As I have more recently experienced the death of my niece, I know that it is a gift to have others share their memories of her.  This sharing can lessen the sting of the loss because it unites those left behind. These shared experiences are a gift given to those who grieve.  To me, it says that you recognize my loss, my suffering, and my sadness.  You give me the gift of remembering.  It doesn't really matter if you knew her or not, because when you honor her memory, you honor me.  

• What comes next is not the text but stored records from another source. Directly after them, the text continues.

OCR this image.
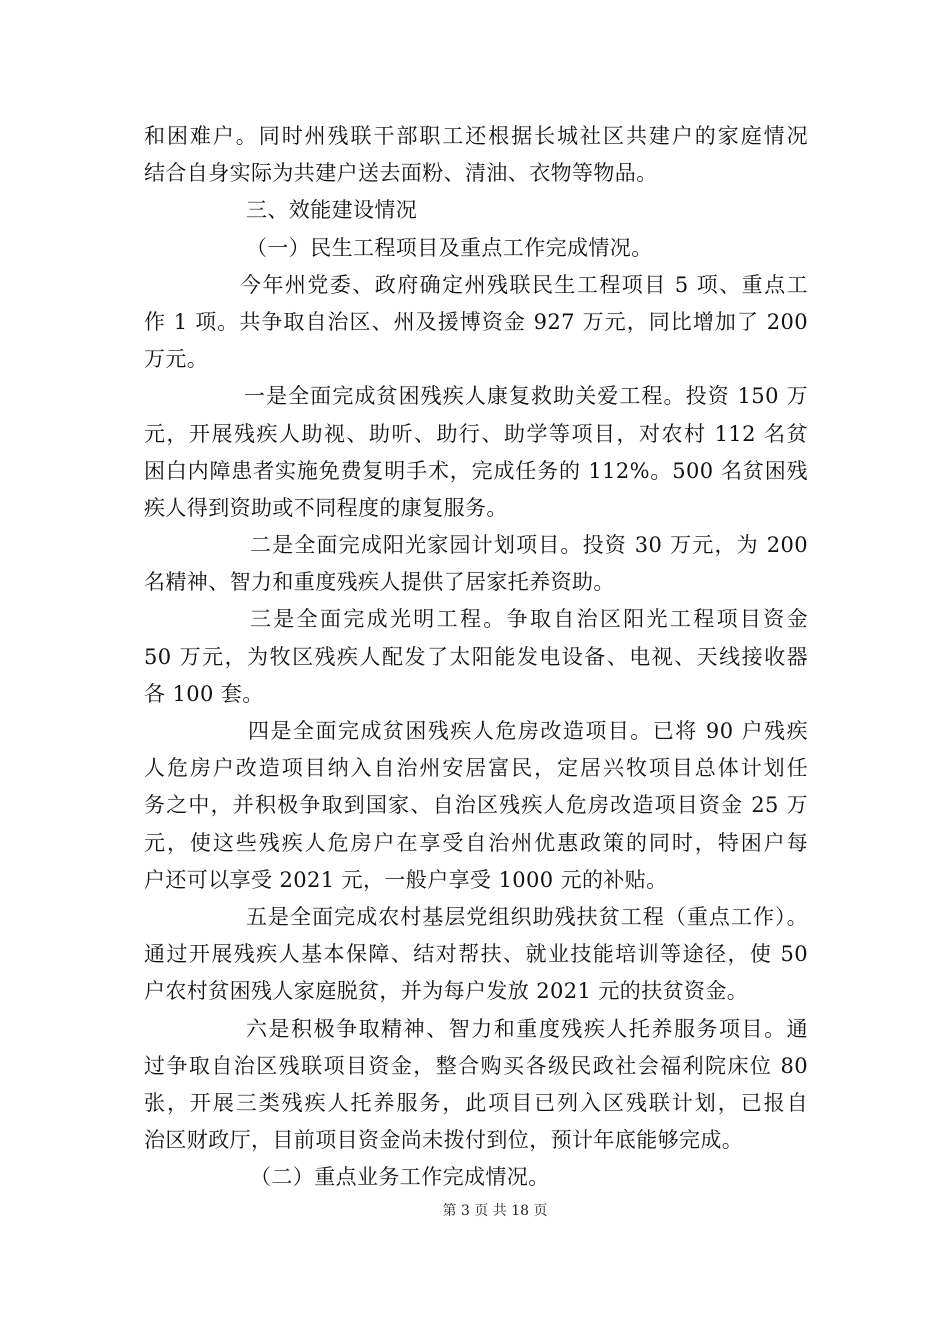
和困难户。同时州残联干部职工还根据长城社区共建户的家庭情况
结合自身实际为共建户送去面粉、清油、衣物等物品。
三、效能建设情况
（一）民生工程项目及重点工作完成情况。
今年州党委、政府确定州残联民生工程项目 5 项、重点工
作 1 项。共争取自治区、州及援博资金 927 万元，同比增加了 200
万元。
一是全面完成贫困残疾人康复救助关爱工程。投资 150 万
元，开展残疾人助视、助听、助行、助学等项目，对农村 112 名贫
困白内障患者实施免费复明手术，完成任务的 112%。500 名贫困残
疾人得到资助或不同程度的康复服务。
二是全面完成阳光家园计划项目。投资 30 万元，为 200
名精神、智力和重度残疾人提供了居家托养资助。
三是全面完成光明工程。争取自治区阳光工程项目资金
50 万元，为牧区残疾人配发了太阳能发电设备、电视、天线接收器
各 100 套。
四是全面完成贫困残疾人危房改造项目。已将 90 户残疾
人危房户改造项目纳入自治州安居富民，定居兴牧项目总体计划任
务之中，并积极争取到国家、自治区残疾人危房改造项目资金 25 万
元，使这些残疾人危房户在享受自治州优惠政策的同时，特困户每
户还可以享受 2021 元，一般户享受 1000 元的补贴。
五是全面完成农村基层党组织助残扶贫工程（重点工作）。
通过开展残疾人基本保障、结对帮扶、就业技能培训等途径，使 50
户农村贫困残人家庭脱贫，并为每户发放 2021 元的扶贫资金。
六是积极争取精神、智力和重度残疾人托养服务项目。通
过争取自治区残联项目资金，整合购买各级民政社会福利院床位 80
张，开展三类残疾人托养服务，此项目已列入区残联计划，已报自
治区财政厅，目前项目资金尚未拨付到位，预计年底能够完成。
（二）重点业务工作完成情况。
第 3 页 共 18 页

In my reflections, I was drawn to the passage in Matthew when Jesus welcomes into Heaven those who fed the hungry, welcomed the stranger, and visited the prisoner.  They ask,
"'Lord, when did we see you hungry and feed you, or thirsty and give you a drink?  When did we see you a stranger and welcome you, or naked and clothe you?  When did we see you ill or in prison, and visit you?'  And the king will say to them in reply, 'Amen, I say to you, whatever you did for one of these least brothers of mine, you did for me.'"  ~Matthew 25:37-40 
These two experiences, many years apart, emphasize the opportunity we have to comfort those who mourn.  Our response shouldn't be fake or condescending, but neither should we be afraid and say nothing.  I heard a quote that has stuck with me about the importance of sharing our lives.  "We need a witness to our lives.  Your life will not go unnoticed because I will notice it.  Your life will not go un-witnessed because I will be your witness."  I believe that remembering those who have died is a gift to those left behind.  Sharing my memories of Donny help reinforce that God created Donny for a purpose, and even if we feel that his life was too short, his life mattered.

I encourage you to reach out and share a memory or thought with someone who is grieving.  They will never forget their loved one, and your shared memory can reinforce the beauty of life.  "'Blessed are they who mourn, for they will be comforted.'" ~Matthew 5:4.